By contrast, in all but one of the Oxford texts that I pulled off my shelves, the first word of every sentence is capitalized. (The exception was Ogilvie's 'Oxford red' of Tacitus's Agricola.) I looked only at prose works, though.
Cambridge seem to leave the matter up to the individual editor. Some of the Cambridge texts on my shelves capitalize the first word of every sentence, others capitalize only the first word of every paragraph/section, and others don't capitalize the first word of any sentence (unless the word is a proper noun).
For what it's worth, I'll note that typographer, book designer, and poet Robert Bringhurst, in The elements of typographic style – a work that has sometimes (and not without reason) been criticized for being overly dogmatic and even impractical - says the following in his discussion of spaces between sentence (p 29–30 in the 4.0 version of the book):
As a general rule, no more than a single space is required after a period, a colon or any other mark of punctuation.

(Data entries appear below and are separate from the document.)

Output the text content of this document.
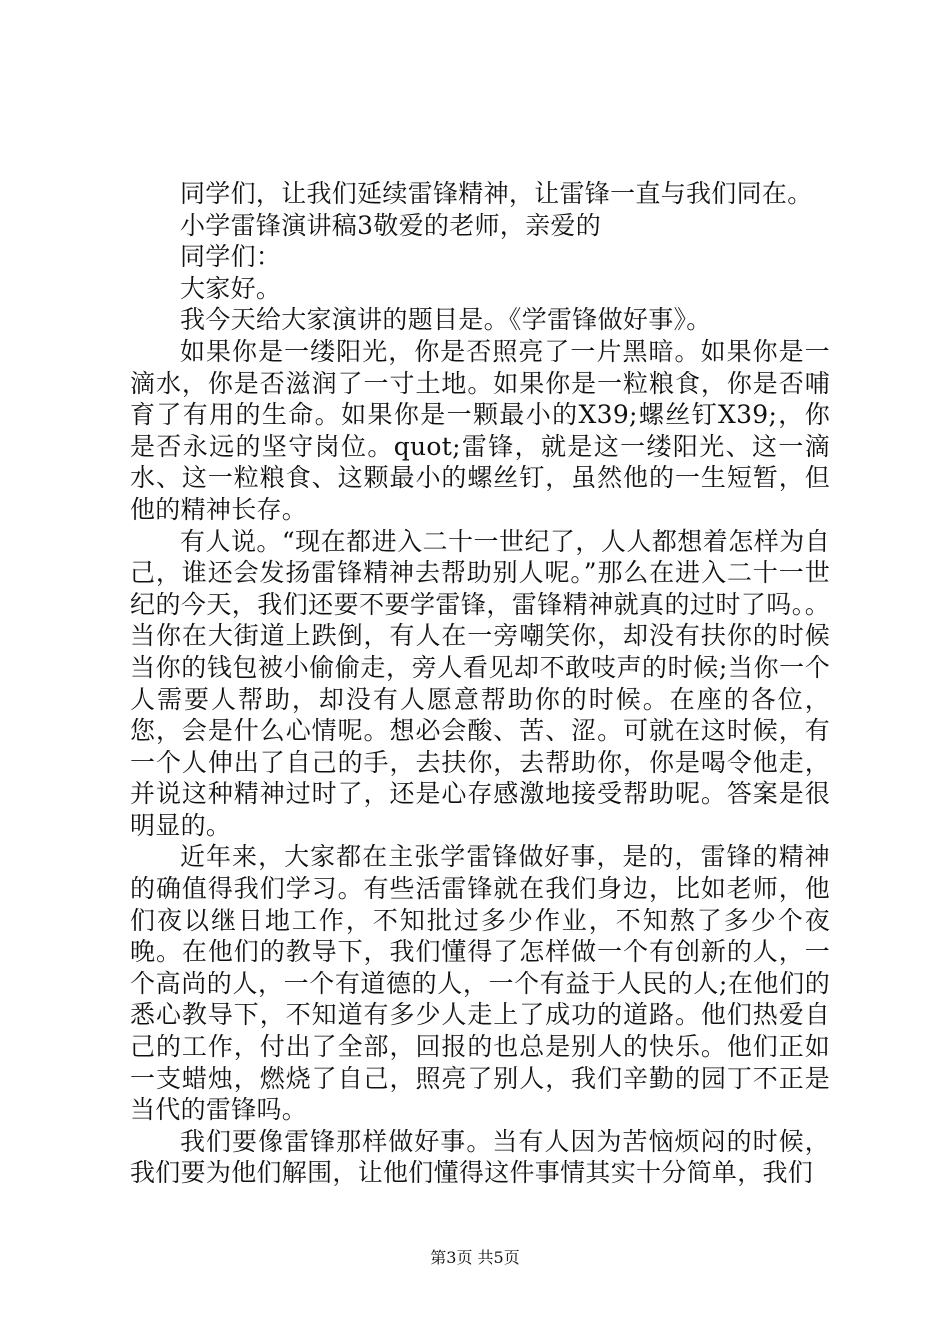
同学们，让我们延续雷锋精神，让雷锋一直与我们同在。

小学雷锋演讲稿3敬爱的老师，亲爱的

同学们：

大家好。

我今天给大家演讲的题目是。《学雷锋做好事》。

如果你是一缕阳光，你是否照亮了一片黑暗。如果你是一滴水，你是否滋润了一寸土地。如果你是一粒粮食，你是否哺育了有用的生命。如果你是一颗最小的X39;螺丝钉X39;，你是否永远的坚守岗位。quot;雷锋，就是这一缕阳光、这一滴水、这一粒粮食、这颗最小的螺丝钉，虽然他的一生短暂，但他的精神长存。

有人说。“现在都进入二十一世纪了，人人都想着怎样为自己，谁还会发扬雷锋精神去帮助别人呢。”那么在进入二十一世纪的今天，我们还要不要学雷锋，雷锋精神就真的过时了吗。。当你在大街道上跌倒，有人在一旁嘲笑你，却没有扶你的时候当你的钱包被小偷偷走，旁人看见却不敢吱声的时候;当你一个人需要人帮助，却没有人愿意帮助你的时候。在座的各位，您，会是什么心情呢。想必会酸、苦、涩。可就在这时候，有一个人伸出了自己的手，去扶你，去帮助你，你是喝令他走，并说这种精神过时了，还是心存感激地接受帮助呢。答案是很明显的。

近年来，大家都在主张学雷锋做好事，是的，雷锋的精神的确值得我们学习。有些活雷锋就在我们身边，比如老师，他们夜以继日地工作，不知批过多少作业，不知熬了多少个夜晚。在他们的教导下，我们懂得了怎样做一个有创新的人，一个高尚的人，一个有道德的人，一个有益于人民的人;在他们的悉心教导下，不知道有多少人走上了成功的道路。他们热爱自己的工作，付出了全部，回报的也总是别人的快乐。他们正如一支蜡烛，燃烧了自己，照亮了别人，我们辛勤的园丁不正是当代的雷锋吗。

我们要像雷锋那样做好事。当有人因为苦恼烦闷的时候，我们要为他们解围，让他们懂得这件事情其实十分简单，我们

第3页 共5页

Larger spaces (e.g., en spaces) are themselves punctuation.
The rule is sometimes altered, however, when setting classical Latin and Greek, romanized Sanskrit, phonetics or other kinds of texts in which sentences begin with lowercase letters. In the absence of a capital, a full en space (M/2) between sentences may be welcome.
So Bringhurst, speaking as a typographer, seems to take it for granted that the sentences in a Latin text will begin with lowercase letters. Nevertheless, given that most editions of Latin prose (Oxford, Teubner, Cambridge, Loeb, and others) are printed with justified text blocks, where the spacing between words and sentences is highly flexible to achieve the justification, his point about extra spacing doesn't really apply.